Die vier Brüder möchten zu ihren toten Eltern. Sie organisieren, sie telefonieren. Der Flughafen in ihrer Heimatstadt ist zerstört, erfahren sie. Also fliegen sie noch am selben Tag nach Istanbul. Von dort möchten sie nach Adana weiterfliegen. Doch kein Platz mehr ist frei. Am Flughafen in Istanbul sind bereits unzählige Menschen. Sie alle wollen zu ihren Familien in die Erdbebengebiete. Zusätzliche Flüge werden organisiert. Und die Brüder Isikli treffen schon wenige Stunden nach der Katastrophe auf Hilfstrupps aus Serbien und aus Taiwan, die mit ihnen acht Stunden später doch noch nach Adana fliegen. "Als die ins Flugzeug eingestiegen sind, haben die Menschen vor Freude geklatscht", sagt der 47-jährige Okan Isikli.

Verschüttete Straßen, eingestürzte Häuser

Das enorme Ausmaß der Katastrophe wird der Familie bewusst, als sie in der Stadt ankommen. Verschüttete Straßen, eingestürzte Häuser. "Wir konnten es uns nicht vorstellen." Wasser, Gas und Strom gibt es nicht mehr. Und doch immer wieder diese Lichtblicke. Bäcker, die ihre Brote in einem Holzofen backen und nicht auf die Stromversorgung angewiesen sind, versorgen die Menschen.

Hakan, Volkan, Okan, Oguzhan Isikli (von links) haben dort ihre Eltern verloren, Cüneryt-Can Isikli seine Großeltern. Sie alle leben in Sontheim.
Hakan, Volkan, Okan, Oguzhan Isikli (von links) haben dort ihre Eltern verloren, Cüneryt-Can Isikli seine Großeltern. Sie alle leben in Sontheim.  Foto: Kümmerle, Jürgen

Die Isiklis sprechen vom Glück im Unglück. Ihre Cousins haben ihre Eltern bereits geborgen. Sie haben deren Pässe in den Trümmern gefunden. "Somit konnten wir bei der türkischen Staatsanwaltschaft beglaubigen, dass es unsere Eltern sind", sagt Hakan Isikli. Und sie wissen, wo genau in der Notfallstation des Krankenhauses die Leichen ihrer Eltern liegen. "Hätten wir das nicht gewusst, hätten wir von Leichnam zu Leichnam gehen und unter die Leintücher schauen müssen", sagt Oguzhan Isikli (40).

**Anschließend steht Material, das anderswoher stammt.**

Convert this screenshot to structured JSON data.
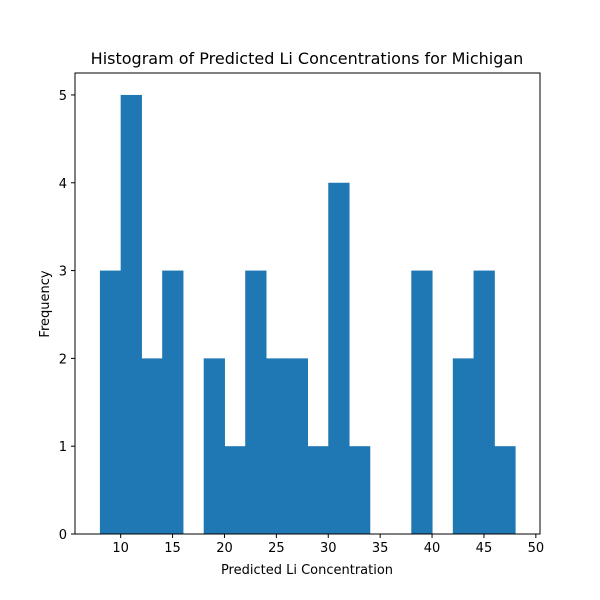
{
  "chart_data": {
    "type": "bar",
    "title": "Histogram of Predicted Li Concentrations for Michigan",
    "xlabel": "Predicted Li Concentration",
    "ylabel": "Frequency",
    "xlim": [
      5.6,
      50.4
    ],
    "ylim": [
      0,
      5.25
    ],
    "xticks": [
      10,
      15,
      20,
      25,
      30,
      35,
      40,
      45,
      50
    ],
    "yticks": [
      0,
      1,
      2,
      3,
      4,
      5
    ],
    "bin_edges": [
      8,
      10,
      12,
      14,
      16,
      18,
      20,
      22,
      24,
      26,
      28,
      30,
      32,
      34,
      36,
      38,
      40,
      42,
      44,
      46,
      48
    ],
    "values": [
      3,
      5,
      2,
      3,
      0,
      2,
      1,
      3,
      2,
      2,
      1,
      4,
      1,
      0,
      0,
      3,
      0,
      2,
      3,
      1
    ],
    "bar_color": "#1f77b4",
    "grid": false,
    "legend": false
  }
}
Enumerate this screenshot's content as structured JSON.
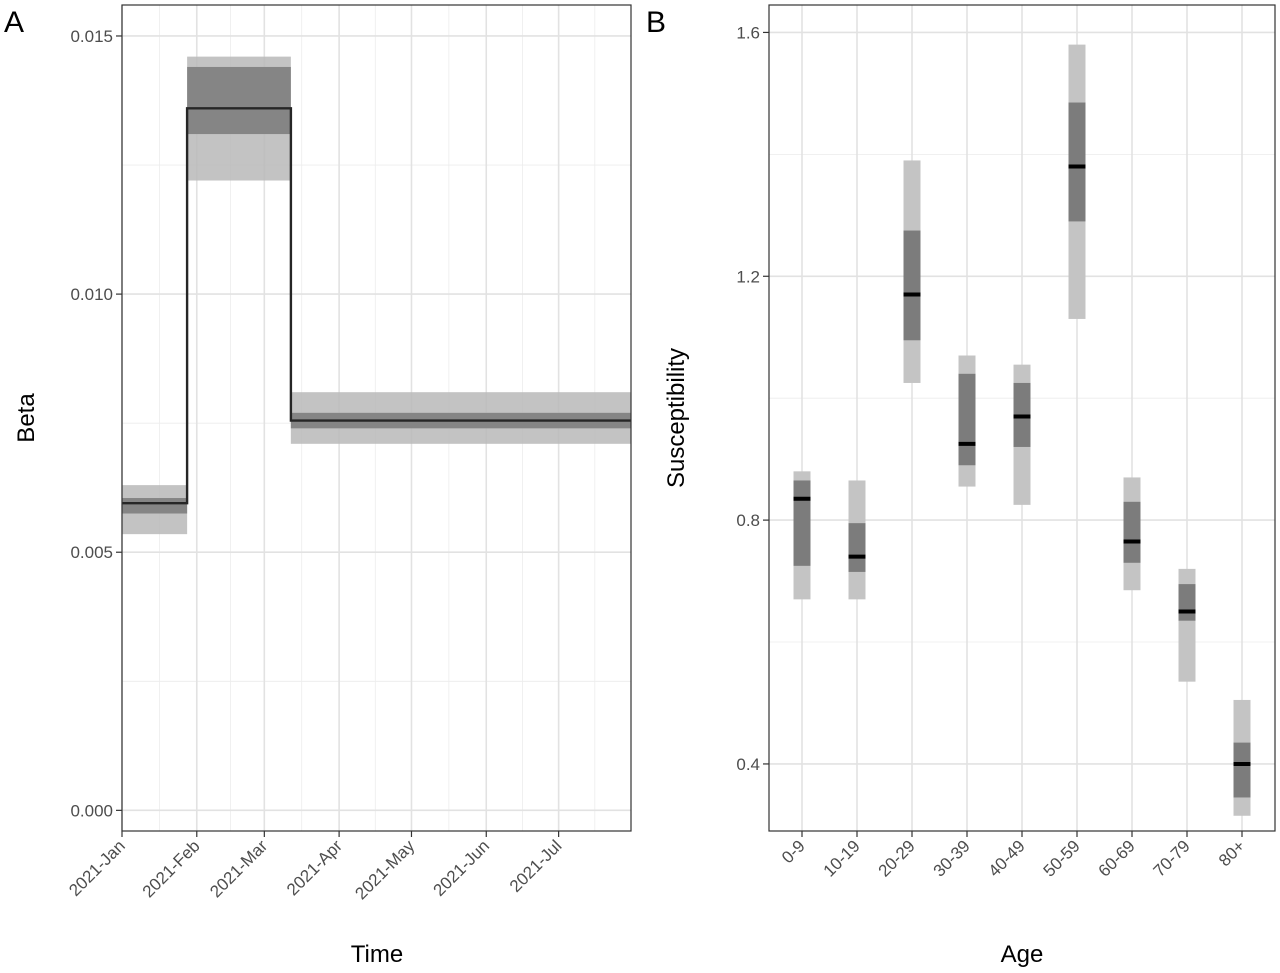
{
  "chart_data": [
    {
      "panel_label": "A",
      "type": "line",
      "xlabel": "Time",
      "ylabel": "Beta",
      "x_range": [
        "2021-01-01",
        "2021-07-31"
      ],
      "ylim": [
        -0.0004,
        0.0156
      ],
      "x_ticks": [
        {
          "date": "2021-01-01",
          "label": "2021-Jan"
        },
        {
          "date": "2021-02-01",
          "label": "2021-Feb"
        },
        {
          "date": "2021-03-01",
          "label": "2021-Mar"
        },
        {
          "date": "2021-04-01",
          "label": "2021-Apr"
        },
        {
          "date": "2021-05-01",
          "label": "2021-May"
        },
        {
          "date": "2021-06-01",
          "label": "2021-Jun"
        },
        {
          "date": "2021-07-01",
          "label": "2021-Jul"
        }
      ],
      "y_ticks": [
        {
          "value": 0.0,
          "label": "0.000"
        },
        {
          "value": 0.005,
          "label": "0.005"
        },
        {
          "value": 0.01,
          "label": "0.010"
        },
        {
          "value": 0.015,
          "label": "0.015"
        }
      ],
      "grid": true,
      "segments": [
        {
          "start": "2021-01-01",
          "end": "2021-01-28",
          "median": 0.00595,
          "inner": [
            0.00575,
            0.00605
          ],
          "outer": [
            0.00535,
            0.0063
          ]
        },
        {
          "start": "2021-01-28",
          "end": "2021-03-12",
          "median": 0.0136,
          "inner": [
            0.0131,
            0.0144
          ],
          "outer": [
            0.0122,
            0.0146
          ]
        },
        {
          "start": "2021-03-12",
          "end": "2021-07-31",
          "median": 0.00755,
          "inner": [
            0.0074,
            0.0077
          ],
          "outer": [
            0.0071,
            0.0081
          ]
        }
      ]
    },
    {
      "panel_label": "B",
      "type": "interval",
      "xlabel": "Age",
      "ylabel": "Susceptibility",
      "categories": [
        "0-9",
        "10-19",
        "20-29",
        "30-39",
        "40-49",
        "50-59",
        "60-69",
        "70-79",
        "80+"
      ],
      "ylim": [
        0.29,
        1.645
      ],
      "y_ticks": [
        {
          "value": 0.4,
          "label": "0.4"
        },
        {
          "value": 0.8,
          "label": "0.8"
        },
        {
          "value": 1.2,
          "label": "1.2"
        },
        {
          "value": 1.6,
          "label": "1.6"
        }
      ],
      "grid": true,
      "median": [
        0.835,
        0.74,
        1.17,
        0.925,
        0.97,
        1.38,
        0.765,
        0.65,
        0.4
      ],
      "inner_low": [
        0.725,
        0.715,
        1.095,
        0.89,
        0.92,
        1.29,
        0.73,
        0.635,
        0.345
      ],
      "inner_high": [
        0.865,
        0.795,
        1.275,
        1.04,
        1.025,
        1.485,
        0.83,
        0.695,
        0.435
      ],
      "outer_low": [
        0.67,
        0.67,
        1.025,
        0.855,
        0.825,
        1.13,
        0.685,
        0.535,
        0.315
      ],
      "outer_high": [
        0.88,
        0.865,
        1.39,
        1.07,
        1.055,
        1.58,
        0.87,
        0.72,
        0.505
      ]
    }
  ]
}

Sie bereiten die Trauerfeier vor. Da die Bestattungsinstitute dafür eingesetzt werden, die Leichen aus den Häusern in die Krankenhäuser zu transportieren, fahren die Isiklis selbst ihre Eltern zwei Tage nach deren Tod zum Friedhof. Eine ausgiebige Trauerfeier findet nicht statt. "Es sind Hunderte Leute da, die ihre Angehörigen begraben wollen."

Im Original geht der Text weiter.